Originally Posted by jackytdunaway
Originally Posted by knothead
I would recommend first easing all the turnbuckles a few turns just to take the strain off. Then you will have no problem removing shrouds either in pairs or singly. Halyards aren't really necessary, but they sure can't hurt. Sometimes, you can hook the shrouds back up temporarily to the rail too. Just don't load em up.
You must be speaking of a keel stepped mast. Certainly a deck stepped mast will have to have something holding it up. On a deck stepped mast are halyards OK while the chainplates are rebed. My upper and lower both go to the same place and i need to rebed but am nervous about taking the shrouds loose
You notice that I only recommended "easing"
all the turnbuckles.
You only "disconnect"
them when you are ready and only, as I mentioned, singly or in pairs. One on each side at a time.
Sorry, I thought that was clear.
Since we are only talking about shrouds, not stays here, there is no problem removing both upper shrouds at the same time. Or both Aft lowers. Or the starboard aft lower and the port forward lower.
You get the idea. Whether it's keel stepped or deck stepped, it makes no difference. As long as you have a couple of shrouds on each side holding the mast up, you're OK.

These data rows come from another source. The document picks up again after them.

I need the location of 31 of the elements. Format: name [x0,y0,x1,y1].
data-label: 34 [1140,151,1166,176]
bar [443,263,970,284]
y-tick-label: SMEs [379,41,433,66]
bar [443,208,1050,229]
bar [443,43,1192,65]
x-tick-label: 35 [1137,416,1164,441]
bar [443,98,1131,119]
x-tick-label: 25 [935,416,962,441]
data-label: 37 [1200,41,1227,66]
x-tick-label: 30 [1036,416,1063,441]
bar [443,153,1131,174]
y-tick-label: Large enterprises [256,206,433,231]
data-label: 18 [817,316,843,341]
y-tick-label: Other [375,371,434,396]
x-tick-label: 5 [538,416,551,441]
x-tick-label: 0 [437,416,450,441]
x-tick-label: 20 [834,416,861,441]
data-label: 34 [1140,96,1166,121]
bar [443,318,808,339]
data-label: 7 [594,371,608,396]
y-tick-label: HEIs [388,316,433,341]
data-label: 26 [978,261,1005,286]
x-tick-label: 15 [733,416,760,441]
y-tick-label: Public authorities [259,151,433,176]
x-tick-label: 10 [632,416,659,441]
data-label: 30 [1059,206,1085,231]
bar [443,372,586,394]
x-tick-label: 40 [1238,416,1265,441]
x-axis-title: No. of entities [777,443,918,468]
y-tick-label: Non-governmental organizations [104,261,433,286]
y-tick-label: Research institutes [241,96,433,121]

The reason for easing the turnbuckles initially is simply to keep the mast more or less in column when you remove a shroud or two.
I've had both uppers off and been hanging from a bosun's chair from the main halyard with both shrouds coiled and tied to the chair and about 20 lbs of tools while hanging from the main halyard. Lots of times.
Although I usually, as mentioned, only take one of each off and duplicate it twice when making new shrouds.
The point is, if you could take the mast and lay it on saw horses, you could support it in the middle and walk all the way out to the end and it wouldn't break. It's going to bounce like heck, but it's not going to break.
Just like being up the mast on a Freedom or one of those freestanding Hunters. It's disconcerting, but hardly dangerous.
And we aren't even talking about going aloft here. Just replacing chainplates.